Devlet aciz midir

Haberin Devamı

Sabahattin Ali, 62 yıl önce öldürüldü, gerçekler hâlâ ortaya çıkmış değil. Kızı Filiz Ali hatırlattı, katil 4 yıl hapis cezası almış; sadece 4 yıl almış ama 2 yıl yatmış, afla çıkmış.

Ülkesinin en önemli yazarlarından birinin katilini hapiste ancak 2 yıl tutan “devlet”in verdiği mesaj ortadadır: Bizim pek sevmediğimiz kişileri öldürenler gerektiği gibi korunur, kollanır...

Bu “devlet,” kitaplarda anlatılan ya da genellikle siyasilerin ağızlarını doldurarak andıkları “devlet” olabilir mi?

Yoksa bu “devlet” kendi içine yuvalanmış çeteleri, katillerle işbirliği yapanları, katilleri koruyanları temizlemekten aciz bir devlet midir?

***


Sabahattin Ali’den 31 yıl sonra Abdi İpekçi öldürüldü. Katil İtalya’da Papa’ya silahlı saldırıda bulunduğu için hapis yattıktan sonra Türkiye’ye gönderildi. Bu katil Abdi İpekçi’yi öldürmek ve iki silahlı soygun suçundan toplam 10 yıl hapis yattı ve geçenlerde salındı. Hatta 4 yıl önce “yanlış hesap” organizasyonu ile bu katil için daha da erken salma girişiminde bulunuldu.

Erken salma kararının, yanlış hesabın altında imzası bulunan yargıçlardan birinin eşinin bugün Ağca’nın avukatı olması bir tesadüf müdür? Herhalde İstanbul Barosu veya Barolar Birliği bunu basit bir tesadüf olarak görüyor ki herhangi bir harekette bulunmadı.

***


İpekçi’den 14 yıl sonra Uğur Mumcu öldürüldü. Katil olarak yakalanan ve bazıları ceza alan radikal dincilerin Uğur Mumcu’yu öldürdüğüne doğrusu kimseyi inandırmak mümkün olmadı.

Bu arada Doğan Öz var, onun katili de “kurtardı” ya da kurtarıldı. Muammer Aksoy var, hiçbir şekilde aydınlatılmadı. Daha yakında Turan Dursun var, Necip Hablemitoğlu var, Ahmet Taner Kışlalı var yine kanları yerde kalanlardan.

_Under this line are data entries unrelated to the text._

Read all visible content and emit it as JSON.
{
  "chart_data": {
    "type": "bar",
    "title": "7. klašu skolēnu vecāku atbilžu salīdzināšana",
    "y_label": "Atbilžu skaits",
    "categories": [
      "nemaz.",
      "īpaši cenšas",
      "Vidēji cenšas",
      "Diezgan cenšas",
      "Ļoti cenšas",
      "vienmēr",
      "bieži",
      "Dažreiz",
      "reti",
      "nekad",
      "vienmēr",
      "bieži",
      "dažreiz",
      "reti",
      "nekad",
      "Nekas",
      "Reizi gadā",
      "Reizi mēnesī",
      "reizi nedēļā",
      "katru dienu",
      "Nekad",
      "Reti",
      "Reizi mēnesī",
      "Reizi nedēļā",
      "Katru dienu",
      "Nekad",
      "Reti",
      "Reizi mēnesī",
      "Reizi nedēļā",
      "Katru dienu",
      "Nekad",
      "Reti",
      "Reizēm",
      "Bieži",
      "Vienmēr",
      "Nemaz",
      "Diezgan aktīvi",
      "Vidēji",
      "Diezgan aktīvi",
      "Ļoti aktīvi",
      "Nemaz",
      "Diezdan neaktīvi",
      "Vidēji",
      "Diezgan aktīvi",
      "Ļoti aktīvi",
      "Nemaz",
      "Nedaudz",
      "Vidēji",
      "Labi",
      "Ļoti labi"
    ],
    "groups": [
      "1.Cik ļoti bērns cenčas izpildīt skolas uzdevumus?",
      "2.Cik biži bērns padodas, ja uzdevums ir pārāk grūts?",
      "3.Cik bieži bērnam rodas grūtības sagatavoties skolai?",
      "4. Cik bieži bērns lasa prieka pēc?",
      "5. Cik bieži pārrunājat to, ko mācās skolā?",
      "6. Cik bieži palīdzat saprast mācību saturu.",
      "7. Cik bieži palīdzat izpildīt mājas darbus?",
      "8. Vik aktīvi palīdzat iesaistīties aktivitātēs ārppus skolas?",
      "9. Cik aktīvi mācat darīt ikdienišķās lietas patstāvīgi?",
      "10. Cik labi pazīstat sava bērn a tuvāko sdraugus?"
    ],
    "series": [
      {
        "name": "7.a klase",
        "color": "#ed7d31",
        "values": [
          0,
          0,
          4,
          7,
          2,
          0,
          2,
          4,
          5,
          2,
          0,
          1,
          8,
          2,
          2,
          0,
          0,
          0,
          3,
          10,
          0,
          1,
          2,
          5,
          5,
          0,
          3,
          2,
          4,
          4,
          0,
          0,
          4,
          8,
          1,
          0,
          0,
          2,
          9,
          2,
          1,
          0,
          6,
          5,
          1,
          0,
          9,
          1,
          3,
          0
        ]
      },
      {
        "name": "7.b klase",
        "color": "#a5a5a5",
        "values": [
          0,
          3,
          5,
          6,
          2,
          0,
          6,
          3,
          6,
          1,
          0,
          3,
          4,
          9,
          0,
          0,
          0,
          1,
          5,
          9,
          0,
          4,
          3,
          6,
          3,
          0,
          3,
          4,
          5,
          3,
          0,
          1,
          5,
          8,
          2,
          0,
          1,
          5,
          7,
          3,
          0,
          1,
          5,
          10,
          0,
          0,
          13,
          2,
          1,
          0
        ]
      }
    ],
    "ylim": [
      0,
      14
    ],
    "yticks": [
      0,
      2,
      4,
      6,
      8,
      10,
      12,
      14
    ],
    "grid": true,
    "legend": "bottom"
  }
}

Sonunda geldik Hrant Dink’e...

Cinayetin soruşturmasını ve davasını başından beri izleyen herkes için ortada çok açık bir gerçek var: Cinayet kamu görevlilerinin gözleri önünde işlenmiştir. Bu kamu görevlilerinin hangisinin ne kadar sorumluluğu olduğunu anlamak mümkün değildir, çünkü bu kamu görevlilerinin bağlı olduğu kurumlar kendi yaptıkları “araştırmalar” sonucu bu memurları aklamaktadır, mahkemeye tanık olarak bile çıkmalarına izin verilmemektedir. Bu aşırı korumanın nedeninin, adı geçen polis şeflerinin bazılarının çok konuşulan bir cemaatin mensubu olmalarından kaynaklandığı açıkça konuşuluyor.

***


Sabahattin Ali ile başlayan, Hrant Dink ile son bulduğunu umduğumuz cinayetler zinciri aydınlanmak zorundadır.

Bu olmadıkça Türkiye ne yazık ki, vicdansız katillerin rahatlıkla dolaşabildiği bir karanlıklar ülkesi olarak kalacaktır.